Es más, asistimos con complacencia suicida a la desaparición de nuestro parque industrial y agrícola. La única solución a los problemas de competitividad de nuestra industria y agricultura parecen ser las jubilaciones anticipadas de empleados y las indemnizaciones de oro a los altos directivos. En vez de invertir en innovación de productos y nuevos procedimientos productivos, y en mejorar la capacitación de los empleados y la formación educacional de las nuevas generaciones, las empresas y el Estado gastan sus recursos en poner a la gente en la calle, o mandarla jubilada para casa a partir de los 47 años. Pan para hoy, hambre para mañana.
Este comportamiento suicida tiene su paralelo en nuestras ciudades. La ambición de todo alcalde es que desaparezcan de su entorno las industrias y las zonas agrícolas, y que en su lugar aparezcan edificios de viviendas y oficinas. Más que vivir de la industria y de trabajar la tierra, queremos vivir de las rentas de la tierra y de alquilar las viviendas a los jubilados del norte de Europa.
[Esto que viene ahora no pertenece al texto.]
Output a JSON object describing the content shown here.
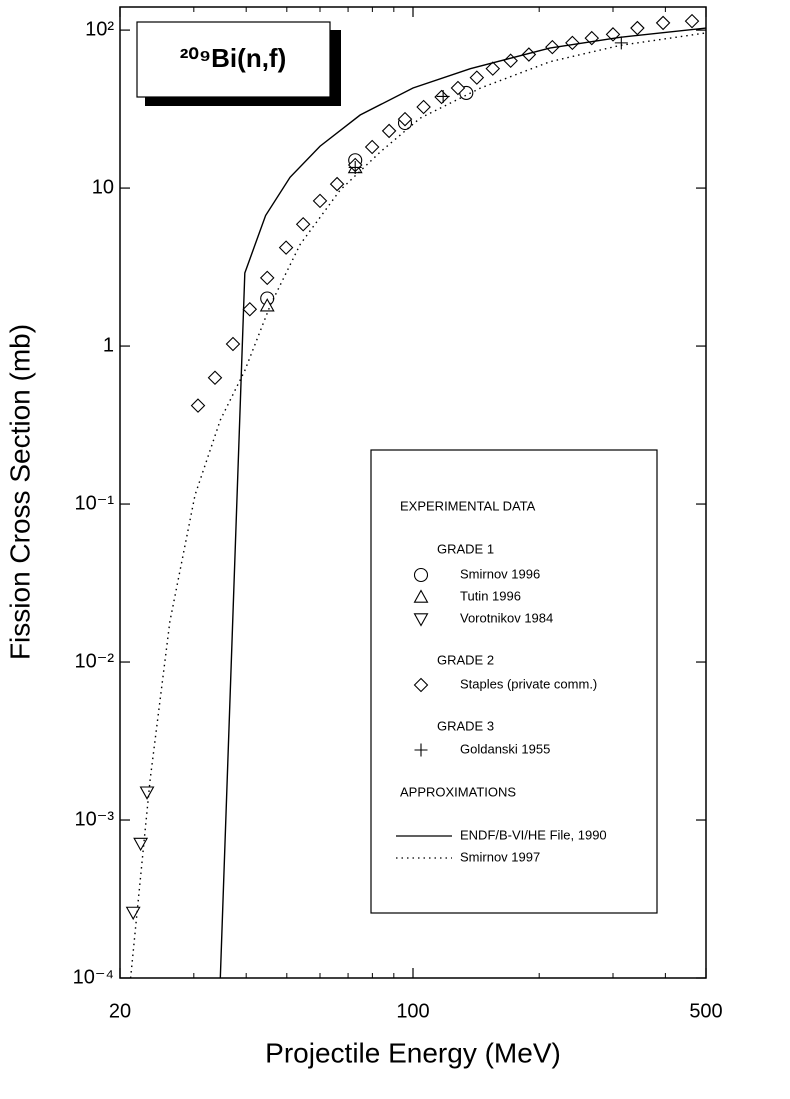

Esta mentalidad de rentista no es nueva en nuestra historia. De hecho, constituye el sustrato de lo que podríamos llamar la enfermedad española. Vivir de las rentas que la casualidad histórica o la naturaleza nos han dado. En el pasado vivimos del oro americano, con la esperanza de que nunca se acabaría. Después, a principios del siglo XX, el lema fue lluvia, sol y guerra en Sebastopol, porque con esos tres ingredientes podíamos vender a precios de oro nuestros productos agrarios a los contendientes de las guerras europeas, con la esperanza de que siempre habría guerras en Europa. Ahora la esperanza es que el sol y la construcción de viviendas y campos de golf para jubilados europeos nos permitan seguir viviendo de rentas.
Esa mentalidad de rentista se manifiesta ahora también en las jubilaciones anticipadas. Vivir con el mismo sueldo pero sin trabajar. Parece que todos los implicados están de acuerdo: empresas, prejubilados, Estado y sindicatos. Pero esto es una nueva manifestación de esa vieja enfermedad española.
No sé si las comparaciones del informe PISA son discutibles y si en realidad vamos tan mal como parece. Pero, en cualquier caso, es conveniente medir, porque nos ayuda a interrogarnos sobre el camino que estamos siguiendo y si es sostenible o no. Por lo tanto, no matemos al mensajero.